Kosten Mahnverfahren: Gerichtskosten, Anwalt und Zustellung im Überblick
Das Mahnverfahren kostet eine halbe Gerichtsgebühr (0,5 nach GKG KV 1100), Mindestbetrag 36 EUR. Bei 10.000 EUR Streitwert: 120 EUR Gerichtskosten plus ca. 3 EUR Zustellauslagen. Der Schuldner trägt die Kosten bei Rechtskraft des Vollstreckungsbescheids nach § 91 ZPO.
Kosten Mahnverfahren: Gerichtskosten, Anwalt und Zustellung im Überblick
Das deutsche Mahnverfahren ist eines der günstigsten Titulierungsinstrumente in Europa. Die Gerichtsgebühr beträgt nur die Hälfte der Klagegebühr, anwaltliche Vertretung ist nicht vorgeschrieben. Für den Gläubiger, der kalkulieren will, zählt aber nicht nur die Gerichtsgebühr, sondern die Gesamtkostenstruktur inklusive Zustellung, Vollstreckungsbescheid und etwaiger Anwaltskosten.
Dieser Leitfaden zeigt alle Kostenposten des Mahnverfahrens, die streitwertabhängige Gebührenberechnung nach GKG und die Frage, wer die Kosten am Ende trägt.
Die gesamte Kostenstruktur ist als Verzugsschaden gegen den Schuldner abwälzbar, sofern Verzug nachgewiesen ist.
Die Gerichtsgebühr nach GKG
Die zentrale Kostenposition ist die Gerichtsgebühr nach Kostenverzeichnis KV 1100 zum Gerichtskostengesetz (GKG). Das Mahnverfahren kostet eine 0,5 Gebühr, also die Hälfte der Klagegebühr (die 1,0 beträgt nach KV 1210).
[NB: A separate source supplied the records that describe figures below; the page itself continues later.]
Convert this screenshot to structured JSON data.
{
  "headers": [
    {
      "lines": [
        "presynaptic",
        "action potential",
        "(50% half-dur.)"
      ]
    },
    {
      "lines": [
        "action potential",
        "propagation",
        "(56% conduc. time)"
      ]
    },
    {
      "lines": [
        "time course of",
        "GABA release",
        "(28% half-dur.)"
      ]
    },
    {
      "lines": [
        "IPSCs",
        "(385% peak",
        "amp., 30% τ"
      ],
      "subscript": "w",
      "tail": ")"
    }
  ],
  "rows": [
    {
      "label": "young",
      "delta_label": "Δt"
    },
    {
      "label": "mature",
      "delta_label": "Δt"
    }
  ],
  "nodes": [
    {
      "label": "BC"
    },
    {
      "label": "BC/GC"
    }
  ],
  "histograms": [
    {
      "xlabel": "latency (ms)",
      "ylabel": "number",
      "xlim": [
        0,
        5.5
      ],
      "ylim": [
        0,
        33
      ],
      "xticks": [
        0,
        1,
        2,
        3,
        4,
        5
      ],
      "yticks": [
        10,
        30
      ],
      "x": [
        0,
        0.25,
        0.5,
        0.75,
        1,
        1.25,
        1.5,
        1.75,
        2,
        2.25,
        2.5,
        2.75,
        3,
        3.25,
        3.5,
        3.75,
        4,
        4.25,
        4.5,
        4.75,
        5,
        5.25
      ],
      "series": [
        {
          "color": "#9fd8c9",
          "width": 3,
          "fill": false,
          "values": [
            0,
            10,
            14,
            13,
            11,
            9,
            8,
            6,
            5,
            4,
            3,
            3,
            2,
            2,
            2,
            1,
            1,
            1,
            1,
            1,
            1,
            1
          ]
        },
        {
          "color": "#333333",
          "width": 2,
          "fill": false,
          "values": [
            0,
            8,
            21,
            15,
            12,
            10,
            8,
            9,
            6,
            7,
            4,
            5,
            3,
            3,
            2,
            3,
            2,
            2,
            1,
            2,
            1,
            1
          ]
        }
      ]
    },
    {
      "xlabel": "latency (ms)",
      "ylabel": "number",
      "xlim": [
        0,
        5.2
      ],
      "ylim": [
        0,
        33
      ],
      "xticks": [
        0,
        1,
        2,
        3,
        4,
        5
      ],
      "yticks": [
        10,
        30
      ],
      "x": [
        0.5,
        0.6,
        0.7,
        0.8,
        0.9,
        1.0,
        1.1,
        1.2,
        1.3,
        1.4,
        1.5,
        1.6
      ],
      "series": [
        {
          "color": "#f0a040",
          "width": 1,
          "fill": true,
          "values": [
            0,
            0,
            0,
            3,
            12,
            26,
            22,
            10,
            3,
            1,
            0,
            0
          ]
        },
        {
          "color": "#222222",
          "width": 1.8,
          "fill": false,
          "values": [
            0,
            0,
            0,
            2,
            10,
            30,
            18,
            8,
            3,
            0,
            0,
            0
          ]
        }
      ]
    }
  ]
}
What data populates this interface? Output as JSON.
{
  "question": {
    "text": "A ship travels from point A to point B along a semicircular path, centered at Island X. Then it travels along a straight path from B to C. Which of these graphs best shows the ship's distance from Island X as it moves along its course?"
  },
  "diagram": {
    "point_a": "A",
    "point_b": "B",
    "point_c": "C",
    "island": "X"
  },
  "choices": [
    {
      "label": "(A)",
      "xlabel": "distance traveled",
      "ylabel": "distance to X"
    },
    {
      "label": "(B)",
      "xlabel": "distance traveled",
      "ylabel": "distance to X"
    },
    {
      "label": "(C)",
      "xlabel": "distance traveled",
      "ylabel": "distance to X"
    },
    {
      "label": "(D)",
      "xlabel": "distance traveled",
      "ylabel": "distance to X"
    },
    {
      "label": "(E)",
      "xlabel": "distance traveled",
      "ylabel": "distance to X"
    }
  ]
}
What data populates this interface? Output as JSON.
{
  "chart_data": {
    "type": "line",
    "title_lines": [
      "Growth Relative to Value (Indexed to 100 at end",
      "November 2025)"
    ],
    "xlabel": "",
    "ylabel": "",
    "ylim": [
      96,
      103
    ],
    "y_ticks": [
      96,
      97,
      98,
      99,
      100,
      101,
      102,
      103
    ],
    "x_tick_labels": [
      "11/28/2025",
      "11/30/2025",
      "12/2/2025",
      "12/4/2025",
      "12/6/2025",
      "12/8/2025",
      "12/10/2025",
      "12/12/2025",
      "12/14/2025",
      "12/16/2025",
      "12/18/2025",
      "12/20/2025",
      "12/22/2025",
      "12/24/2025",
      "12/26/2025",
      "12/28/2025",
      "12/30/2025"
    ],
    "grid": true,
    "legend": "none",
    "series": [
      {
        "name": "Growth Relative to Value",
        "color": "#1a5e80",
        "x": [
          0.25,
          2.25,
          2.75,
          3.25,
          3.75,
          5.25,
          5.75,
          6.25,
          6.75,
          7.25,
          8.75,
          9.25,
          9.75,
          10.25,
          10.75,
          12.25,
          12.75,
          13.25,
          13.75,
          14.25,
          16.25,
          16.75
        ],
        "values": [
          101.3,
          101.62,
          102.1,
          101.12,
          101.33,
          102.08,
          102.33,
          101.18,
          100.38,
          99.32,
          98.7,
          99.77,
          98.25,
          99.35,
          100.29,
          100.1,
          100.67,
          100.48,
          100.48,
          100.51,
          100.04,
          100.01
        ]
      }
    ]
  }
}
Die Mindestgebühr beträgt 36 EUR bei Streitwerten unter 500 EUR (Stand aktuelles GKG). Darüber berechnet sich die Gebühr nach der Gerichtskostentabelle.
Die Gerichtsgebühr wird vom Gläubiger bei Antragstellung vorgelegt. Bei Antragsrücknahme vor Zustellung reduziert sich die Gebühr auf 0,25 (halbierte Halbgebühr).
Die Zustellkosten
Die Zustellung des Mahnbescheids erfolgt nach § 693 ZPO von Amts wegen. Die Kosten sind eigenständig zu zahlen und betragen nach GKG KV 9000 in Postzustellungen ca. 3,00 EUR je Zustellung, je nach Bundesland geringfügig unterschiedlich.
Bei erhöhten Zustellungsaufwänden (Auslandszustellung, öffentliche Zustellung, wiederholte Zustellversuche) können Mehrkosten entstehen. In B2B-Fällen wird zunehmend elektronisch zugestellt, was die Zustellkosten reduziert.
Rechtsnachweis: Kostenträger nach § 91 ZPO
Nach § 91 Abs. 1 ZPO trägt die unterliegende Partei die Kosten des Rechtsstreits. Im Mahnverfahren bedeutet das:
Schuldner zahlt freiwillig nach Mahnbescheid: Er trägt die Kosten, die im Mahnantrag korrekt beziffert waren (Hauptforderung, Zinsen, 40 EUR Pauschale, Gerichtsgebühr, ggf. Anwaltskosten).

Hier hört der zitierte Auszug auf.